Amid the rapid transformation that artificial intelligence is bringing to various sectors, Cynthia Merhej, a specialist in AI for accounting, auditing, and finance, is at the forefront of efforts to develop this field and empower professionals with the tools they need.
In this interview, we discuss the future of the profession, the skills professionals need, the key challenges of integrating AI into organizations, as well as the opportunities available to the next generation in the job market. So, how will accounting and auditing change in the coming years? And what will the role of humans be in this transformation?
– You have launched initiatives to train accounting and auditing professionals on AI tools. What skills should they acquire today to remain competitive in the future job market?
At AIKIT LB, we do not build standalone courses; we build an empowerment ecosystem for accounting and auditing professionals in Lebanon and the region. The first thing we tell participants in every program is: the skill is not “learning the tool.” Tools change every few months, and anyone who builds their future around a single tool will find themselves starting from scratch each time.
The real skill is knowing how to frame the problem. Most of the poor results I see are caused by a bad question, not a bad model.
Then come three layers: understanding the data—where it came from, how it was organized, and where its gaps are; critical thinking to review and reject the output when necessary; and governance. AI can give you a completely confident answer even when it is wrong, and anyone who does not understand the subject matter will fail to spot the error.
Finally, there is governance: protecting client data and documenting what you used and how you used it, because the working papers must remain auditable.
And accounting fundamentals remain an essential requirement with no substitute. You cannot review work you do not understand.
– What is the biggest mistake companies make when introducing AI tools into their financial operations, and what advice would you give them to avoid these mistakes?
Starting with the tool instead of the process. They buy a subscription, distribute it among the team, and then wait for results. Three months later, someone says, “AI did not work for us,” when what actually failed was the lack of proper design.
The second mistake, and the one with greater financial and legal risks, is entering sensitive data into tools without examining their data-retention and data-protection policies. This concerns me more than anything else in the organizations I work with; data-protection policies in many of them are still developing.
My advice is simple and not particularly exciting: choose one recurring, high-volume process. Define what a “correct result” looks like before you begin. Have a human being responsible for reviewing and signing off on the output. Document everything. Then scale.
Companies that treat AI as a change-management project succeed. Those that treat it as a purchasing exercise do not.
– If you could go back to the beginning of your career, would you choose the same path given the current AI revolution? Why?
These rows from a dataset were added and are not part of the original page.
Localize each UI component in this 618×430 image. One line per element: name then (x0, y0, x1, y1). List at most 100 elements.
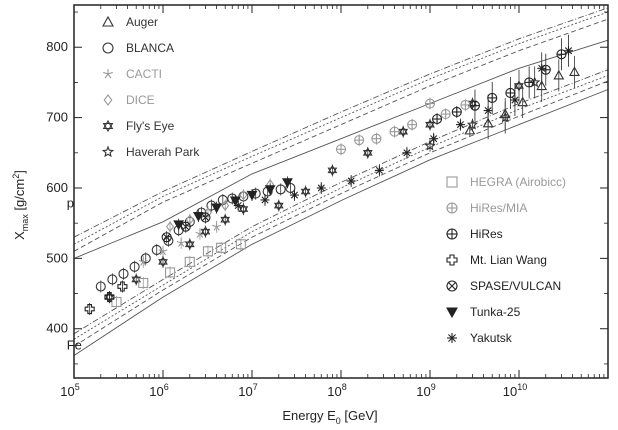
yakutsk-point (455, 120, 465, 130)
y-tick-label: 800 (46, 39, 68, 54)
yakutsk-point (537, 63, 547, 73)
yakutsk-point (346, 176, 356, 186)
legend-label-blanca: BLANCA (126, 41, 174, 55)
legend-left: Auger BLANCA CACTI DICE Fly's Eye Haverah Par… (101, 15, 200, 159)
blanca-point (118, 268, 129, 279)
fly-s-eye-point (220, 214, 231, 226)
hires-mia-point (460, 99, 471, 110)
yakutsk-point (510, 95, 520, 105)
hegra-airobicc-point (138, 277, 149, 289)
legend-marker-blanca (102, 42, 114, 54)
fly-s-eye-point (238, 203, 249, 215)
x-tick-label: 109 (416, 382, 435, 399)
x-axis-label: Energy E0 [GeV] (282, 408, 377, 426)
tunka-25-point (211, 203, 223, 214)
curve-annotation: Fe (67, 338, 82, 353)
hires-point (556, 49, 567, 60)
y-tick-label: 700 (46, 110, 68, 125)
hires-mia-point (424, 98, 436, 109)
legend-label-hegra-airobicc: HEGRA (Airobicc) (470, 175, 566, 189)
data-points (84, 34, 580, 316)
blanca-point (151, 244, 162, 255)
hegra-airobicc-point (235, 239, 246, 250)
fly-s-eye-point (398, 126, 409, 138)
hires-point (487, 92, 498, 103)
curve-annotations: p Fe (67, 195, 82, 352)
spase-vulcan-point (180, 221, 191, 232)
iron-model-curve (73, 80, 609, 347)
fly-s-eye-point (362, 147, 373, 159)
yakutsk-point (260, 195, 270, 205)
tunka-25-point (192, 211, 204, 222)
tunka-25-point (173, 220, 185, 231)
legend-marker-spase-vulcan (446, 280, 458, 292)
blanca-point (107, 274, 118, 285)
legend-marker-fly-s-eye (102, 119, 114, 133)
proton-model-curve (73, 7, 609, 238)
legend-marker-hires (446, 228, 458, 240)
legend-marker-haverah-park (101, 145, 115, 158)
legend-marker-cacti (103, 69, 113, 79)
tunka-25-point (229, 196, 241, 207)
blanca-point (275, 184, 286, 195)
iron-model-curve (73, 89, 609, 356)
hegra-airobicc-point (164, 267, 176, 278)
haverah-park-point (529, 76, 541, 88)
y-tick-label: 600 (46, 180, 68, 195)
hires-mia-point (371, 133, 382, 144)
iron-model-curve (73, 74, 609, 340)
fly-s-eye-point (158, 256, 168, 268)
legend-label-fly-s-eye: Fly's Eye (126, 119, 175, 133)
fly-s-eye-point (300, 185, 311, 198)
x-axis-ticks: 105 106 107 108 109 1010 (60, 5, 605, 399)
x-tick-label: 107 (238, 382, 257, 399)
legend-label-auger: Auger (126, 15, 158, 29)
legend-marker-hegra-airobicc (446, 176, 458, 188)
hires-point (451, 106, 462, 118)
x-tick-label: 105 (60, 382, 79, 399)
cacti-point (176, 238, 186, 247)
legend-marker-yakutsk (447, 333, 457, 343)
plot-frame (73, 4, 609, 379)
legend-label-mt-lian-wang: Mt. Lian Wang (470, 253, 547, 267)
fly-s-eye-point (327, 164, 338, 176)
legend-label-cacti: CACTI (126, 67, 162, 81)
haverah-park-point (499, 111, 511, 123)
blanca-point (129, 261, 140, 272)
legend-marker-mt-lian-wang (446, 254, 458, 266)
legend-marker-tunka-25 (446, 307, 458, 319)
legend-label-haverah-park: Haverah Park (126, 145, 200, 159)
legend-label-tunka-25: Tunka-25 (470, 305, 521, 319)
fly-s-eye-point (425, 119, 435, 131)
auger-point (464, 124, 476, 135)
proton-model-curve (73, 18, 609, 252)
yakutsk-point (316, 183, 326, 193)
legend-right: HEGRA (Airobicc) HiRes/MIA HiRes Mt. Lian W… (446, 175, 566, 345)
curve-annotation: p (67, 195, 74, 210)
y-tick-label: 500 (46, 250, 68, 265)
dice-point (203, 207, 213, 219)
haverah-park-point (424, 139, 436, 151)
proton-model-curve (73, 39, 609, 259)
hires-mia-point (354, 135, 365, 146)
yakutsk-point (483, 106, 493, 116)
x-tick-label: 106 (149, 382, 168, 399)
fly-s-eye-point (184, 238, 195, 250)
x-tick-label: 1010 (503, 382, 527, 399)
yakutsk-point (564, 46, 574, 56)
model-curves (73, 7, 609, 356)
yakutsk-point (289, 190, 299, 200)
auger-point (536, 80, 548, 91)
auger-point (482, 117, 494, 128)
hires-point (431, 113, 443, 125)
legend-label-spase-vulcan: SPASE/VULCAN (470, 279, 561, 293)
y-axis-label: Xmax [g/cm2] (11, 170, 30, 240)
dice-point (239, 189, 248, 201)
mt-lian-wang-point (104, 292, 115, 303)
fly-s-eye-point (131, 273, 142, 286)
legend-label-hires: HiRes (470, 227, 503, 241)
mt-lian-wang-point (117, 281, 128, 292)
mt-lian-wang-point (84, 303, 95, 315)
dice-point (165, 221, 175, 233)
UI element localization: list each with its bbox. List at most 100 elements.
Yes, and with even greater confidence than I had back then. In fact, I made that decision myself: I moved into IT auditing and analytics in 2014, at a time when artificial intelligence was neither a major market topic nor a headline at conferences. For some, it seemed like I was moving away from the “safe” career path in the profession.
What I learned over those years is that technology alone was not enough. What made it valuable was staying within the profession—understanding the working papers and understanding what would convince an audit committee.
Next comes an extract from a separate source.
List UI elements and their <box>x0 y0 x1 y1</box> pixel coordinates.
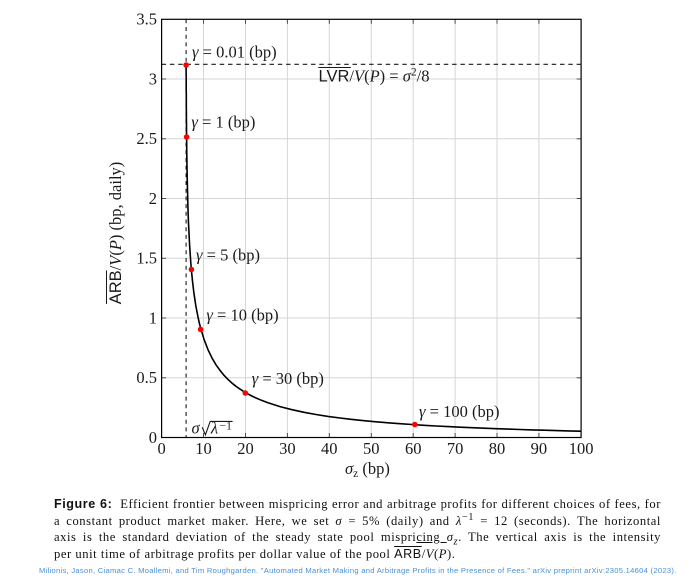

An auditor who understands data is completely different from a data expert trying to understand auditing, and the difference becomes clear at the moment when professional judgment is required.
What would I have changed? One thing: I would have turned that knowledge into a scalable model much earlier. I spent years applying it within closed teams before thinking about building it into a system that could reach the profession as a whole. That is precisely what I am working on today with AIKIT LB.
– What message would you give accounting and finance students who are worried that AI might take away their job opportunities?
Your concern is not naïve, and I will not reassure you with comforting but inaccurate words. The routine tasks traditionally assigned to entry-level professionals are indeed the most vulnerable to automation, which means the ladder that we climbed is changing shape.
But AI does not bear responsibility. No one signs an audit report in the name of a language model. Professional judgment, accountability to an audit committee, and understanding the client’s context remain human responsibilities.
Practically speaking: master the accounting fundamentals first, then add a layer of data and AI on top of them.
The advantage today is not being the fastest at completing a task; it is reaching the stage of professional judgment earlier than those who came before you.
– Looking at the next five years, how do you expect the accounting and auditing profession to change, and who will be best positioned to benefit from this transformation?
I expect three transformations, and I say this as a forecast, not as certainty.
From sampling to the full population: testing all transactions instead of a sample is no longer a technical challenge; it has become a matter of readiness.
From periodic to continuous: controls operating throughout the year rather than during an intensive audit season.
And from preparation to interpretation: professionals’ time will shift from compiling numbers to explaining what they mean.
As for those best positioned to benefit, they are not necessarily the largest firms. They are those who combine genuine professional expertise with fluency in working with data. I have noticed that smaller firms are sometimes faster to adopt these technologies, simply because their decision-making process is shorter.
And the group most at risk? Those who define themselves by the tasks they perform rather than by the judgment they provide.